Reliability + Validity
Reliability = extent to which the measurement obtained with a particular test or instrument are reproducible or repeatable.
Validity = extent to which measurements reflect the true values of the theoretical factors that the observed variable is supposed to measure
What Constitutes a Valid Study?
What is Sensitivity
What is Specificity
A valid/ unbiased study = based on its design, methods, and procedures, will produce overall results that are close to the truth
Sensitivity + specificity = two main components of validity.
Sensitivity: the ability of a test (or a measure) to identify correctly those who have the disease/outcome
Specificity: the ability of a test (or a measure) to identify correctly those who do not have the disease /outcome
Exposure Identification Bias
occurs when there are problems in the collection of exposure data or an imperfect definition of the level of exposure
Less likely in cohort studies bc exposure is ascertained before outcome occurs
May occur in case-control studies
2 subcategories: recall + interviewer bias
Exposure identification Bias :
Recall Bias
Results from inaccurate recall of past exposure.
More likely in case-control + cross-sectional studies than in cohort studies bc exposure info was asked in the past
How to Prevent Recall Bias
Verification of exposure information obtained from participants by review of pharmacy or hospital charts, or other sources.
Use of objective markers of exposure
Use of the cohort study design, including the conduct of case-control studies within the cohort.
Exposure Identification Bias
Interviewer Bias
Observer bias in ascertaining exposure – may occur if disease status in a case-control study is not masked
i,e, clarifying questions probing, skipping rules in procedures
How to Prevent Interviewer Bias
- Conduct reliability and validity sub-studies in samples
2. Masking of interviewers with regard to case-control status.

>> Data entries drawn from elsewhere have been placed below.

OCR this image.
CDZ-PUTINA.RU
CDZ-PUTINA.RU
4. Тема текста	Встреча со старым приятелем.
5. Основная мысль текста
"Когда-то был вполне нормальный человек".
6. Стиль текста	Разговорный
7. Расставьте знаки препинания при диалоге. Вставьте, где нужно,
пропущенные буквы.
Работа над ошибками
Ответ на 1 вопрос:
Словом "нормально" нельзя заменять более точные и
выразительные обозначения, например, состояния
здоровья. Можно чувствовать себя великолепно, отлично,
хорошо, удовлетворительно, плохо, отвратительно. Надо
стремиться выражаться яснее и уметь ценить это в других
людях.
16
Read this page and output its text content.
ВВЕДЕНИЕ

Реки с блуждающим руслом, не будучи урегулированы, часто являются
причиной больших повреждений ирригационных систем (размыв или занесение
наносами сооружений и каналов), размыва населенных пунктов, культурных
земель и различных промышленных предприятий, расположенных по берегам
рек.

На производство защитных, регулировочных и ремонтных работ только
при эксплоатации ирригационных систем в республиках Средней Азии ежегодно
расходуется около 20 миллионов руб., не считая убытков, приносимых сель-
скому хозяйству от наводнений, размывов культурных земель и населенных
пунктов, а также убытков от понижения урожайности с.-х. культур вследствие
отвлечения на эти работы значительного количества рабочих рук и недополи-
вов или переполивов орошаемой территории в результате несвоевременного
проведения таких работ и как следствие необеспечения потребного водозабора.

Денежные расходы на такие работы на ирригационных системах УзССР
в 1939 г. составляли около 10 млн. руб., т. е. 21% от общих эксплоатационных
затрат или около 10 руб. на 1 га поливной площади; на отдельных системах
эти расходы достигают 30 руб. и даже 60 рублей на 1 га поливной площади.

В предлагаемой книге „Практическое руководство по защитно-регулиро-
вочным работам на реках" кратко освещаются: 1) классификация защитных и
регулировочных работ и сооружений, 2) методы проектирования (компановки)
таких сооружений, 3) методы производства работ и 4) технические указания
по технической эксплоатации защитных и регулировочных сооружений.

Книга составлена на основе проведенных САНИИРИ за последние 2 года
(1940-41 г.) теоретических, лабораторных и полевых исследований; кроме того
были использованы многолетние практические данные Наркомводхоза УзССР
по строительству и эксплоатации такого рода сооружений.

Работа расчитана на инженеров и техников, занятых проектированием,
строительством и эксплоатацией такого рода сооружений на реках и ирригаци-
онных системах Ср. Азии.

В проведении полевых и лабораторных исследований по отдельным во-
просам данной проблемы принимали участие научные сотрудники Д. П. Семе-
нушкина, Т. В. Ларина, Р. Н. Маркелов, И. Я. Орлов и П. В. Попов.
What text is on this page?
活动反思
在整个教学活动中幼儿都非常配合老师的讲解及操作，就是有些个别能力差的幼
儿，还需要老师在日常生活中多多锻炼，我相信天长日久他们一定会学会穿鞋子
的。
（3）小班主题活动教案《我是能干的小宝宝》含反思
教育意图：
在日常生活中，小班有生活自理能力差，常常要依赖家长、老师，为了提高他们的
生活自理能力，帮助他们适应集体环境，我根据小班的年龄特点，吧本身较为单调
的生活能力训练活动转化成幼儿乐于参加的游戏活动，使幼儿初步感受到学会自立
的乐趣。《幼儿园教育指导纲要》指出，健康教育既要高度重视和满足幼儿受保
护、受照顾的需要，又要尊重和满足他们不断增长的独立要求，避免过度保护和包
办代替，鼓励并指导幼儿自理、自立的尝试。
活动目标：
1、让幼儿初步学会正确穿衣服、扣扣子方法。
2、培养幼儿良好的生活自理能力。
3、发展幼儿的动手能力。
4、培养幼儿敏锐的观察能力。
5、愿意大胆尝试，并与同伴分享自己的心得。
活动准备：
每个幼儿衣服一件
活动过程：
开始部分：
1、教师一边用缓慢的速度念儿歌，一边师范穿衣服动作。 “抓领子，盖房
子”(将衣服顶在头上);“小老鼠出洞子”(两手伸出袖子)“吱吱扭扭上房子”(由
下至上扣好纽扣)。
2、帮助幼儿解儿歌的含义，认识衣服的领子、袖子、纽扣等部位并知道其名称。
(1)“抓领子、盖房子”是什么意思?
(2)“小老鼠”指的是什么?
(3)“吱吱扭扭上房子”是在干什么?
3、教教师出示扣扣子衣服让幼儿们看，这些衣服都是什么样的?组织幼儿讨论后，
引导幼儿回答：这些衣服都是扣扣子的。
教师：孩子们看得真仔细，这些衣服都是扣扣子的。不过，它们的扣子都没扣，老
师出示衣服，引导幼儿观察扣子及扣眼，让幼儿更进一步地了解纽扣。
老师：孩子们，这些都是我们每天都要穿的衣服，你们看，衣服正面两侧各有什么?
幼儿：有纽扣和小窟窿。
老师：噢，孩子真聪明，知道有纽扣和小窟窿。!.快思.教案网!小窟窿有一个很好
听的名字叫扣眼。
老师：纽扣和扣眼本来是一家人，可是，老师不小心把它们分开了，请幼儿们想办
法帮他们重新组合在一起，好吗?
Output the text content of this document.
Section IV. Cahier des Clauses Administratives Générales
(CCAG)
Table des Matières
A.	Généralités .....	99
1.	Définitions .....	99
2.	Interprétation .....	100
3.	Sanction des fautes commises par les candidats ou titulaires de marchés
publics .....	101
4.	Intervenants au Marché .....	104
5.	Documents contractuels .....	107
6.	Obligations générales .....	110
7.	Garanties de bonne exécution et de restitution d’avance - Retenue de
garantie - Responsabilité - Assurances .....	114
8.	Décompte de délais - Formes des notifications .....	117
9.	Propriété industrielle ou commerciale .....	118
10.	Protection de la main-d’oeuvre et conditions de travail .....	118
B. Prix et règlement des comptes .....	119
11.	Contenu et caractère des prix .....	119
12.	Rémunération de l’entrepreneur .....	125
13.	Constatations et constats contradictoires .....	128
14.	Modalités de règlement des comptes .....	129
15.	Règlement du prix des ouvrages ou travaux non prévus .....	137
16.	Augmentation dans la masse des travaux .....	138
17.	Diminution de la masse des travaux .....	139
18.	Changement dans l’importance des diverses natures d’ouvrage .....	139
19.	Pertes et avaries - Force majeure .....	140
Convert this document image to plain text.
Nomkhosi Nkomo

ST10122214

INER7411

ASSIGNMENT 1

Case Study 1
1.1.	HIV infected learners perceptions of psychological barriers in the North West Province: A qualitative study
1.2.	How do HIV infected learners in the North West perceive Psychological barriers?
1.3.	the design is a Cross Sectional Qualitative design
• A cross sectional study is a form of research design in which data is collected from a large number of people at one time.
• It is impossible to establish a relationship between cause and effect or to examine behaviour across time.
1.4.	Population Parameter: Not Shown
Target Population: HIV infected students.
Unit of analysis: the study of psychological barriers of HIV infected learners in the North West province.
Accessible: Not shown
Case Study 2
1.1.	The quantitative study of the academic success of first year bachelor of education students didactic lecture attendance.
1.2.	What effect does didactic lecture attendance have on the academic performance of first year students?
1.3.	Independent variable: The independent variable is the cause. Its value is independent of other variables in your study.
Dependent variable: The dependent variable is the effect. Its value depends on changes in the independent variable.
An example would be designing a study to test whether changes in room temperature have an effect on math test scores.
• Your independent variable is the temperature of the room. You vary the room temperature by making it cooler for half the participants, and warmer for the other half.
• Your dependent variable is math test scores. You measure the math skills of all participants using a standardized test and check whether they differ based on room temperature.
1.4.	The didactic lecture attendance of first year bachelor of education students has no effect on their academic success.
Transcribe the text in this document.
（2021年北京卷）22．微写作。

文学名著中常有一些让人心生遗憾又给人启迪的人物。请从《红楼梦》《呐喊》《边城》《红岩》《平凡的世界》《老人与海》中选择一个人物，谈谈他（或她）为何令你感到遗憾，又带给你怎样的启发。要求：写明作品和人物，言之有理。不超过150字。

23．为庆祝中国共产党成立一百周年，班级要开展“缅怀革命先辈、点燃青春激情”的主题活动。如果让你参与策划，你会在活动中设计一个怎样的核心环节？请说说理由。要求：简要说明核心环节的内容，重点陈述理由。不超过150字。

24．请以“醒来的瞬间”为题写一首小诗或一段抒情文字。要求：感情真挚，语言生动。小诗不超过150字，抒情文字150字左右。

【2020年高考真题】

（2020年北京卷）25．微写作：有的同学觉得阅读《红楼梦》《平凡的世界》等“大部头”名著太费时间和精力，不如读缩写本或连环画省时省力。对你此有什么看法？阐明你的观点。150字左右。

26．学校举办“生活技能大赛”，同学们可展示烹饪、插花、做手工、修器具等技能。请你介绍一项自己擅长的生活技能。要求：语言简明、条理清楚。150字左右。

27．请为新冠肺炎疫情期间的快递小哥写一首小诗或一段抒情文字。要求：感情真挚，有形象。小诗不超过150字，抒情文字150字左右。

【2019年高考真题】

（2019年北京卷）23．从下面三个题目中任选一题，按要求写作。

Outcome Identification Bias
- May result from either differential or nondifferential misclassification of disease status –> due to imperfect definition of the outcome, or to errors in data collection stage
- May occur in both case-control and cohort studies.
Observer Bias and Respondent Bias
Outcome Identification Bias
Observer Bias
How to Prevent?
Cohort study – outcome ascertainment may be affected by knowledge of the exposure status of the study participant,
**particularly when the outcome is “soft”, such as migraine episodes or psychiatric symptoms.
To prevent: mask observers by exposure status, use multiple independent observers.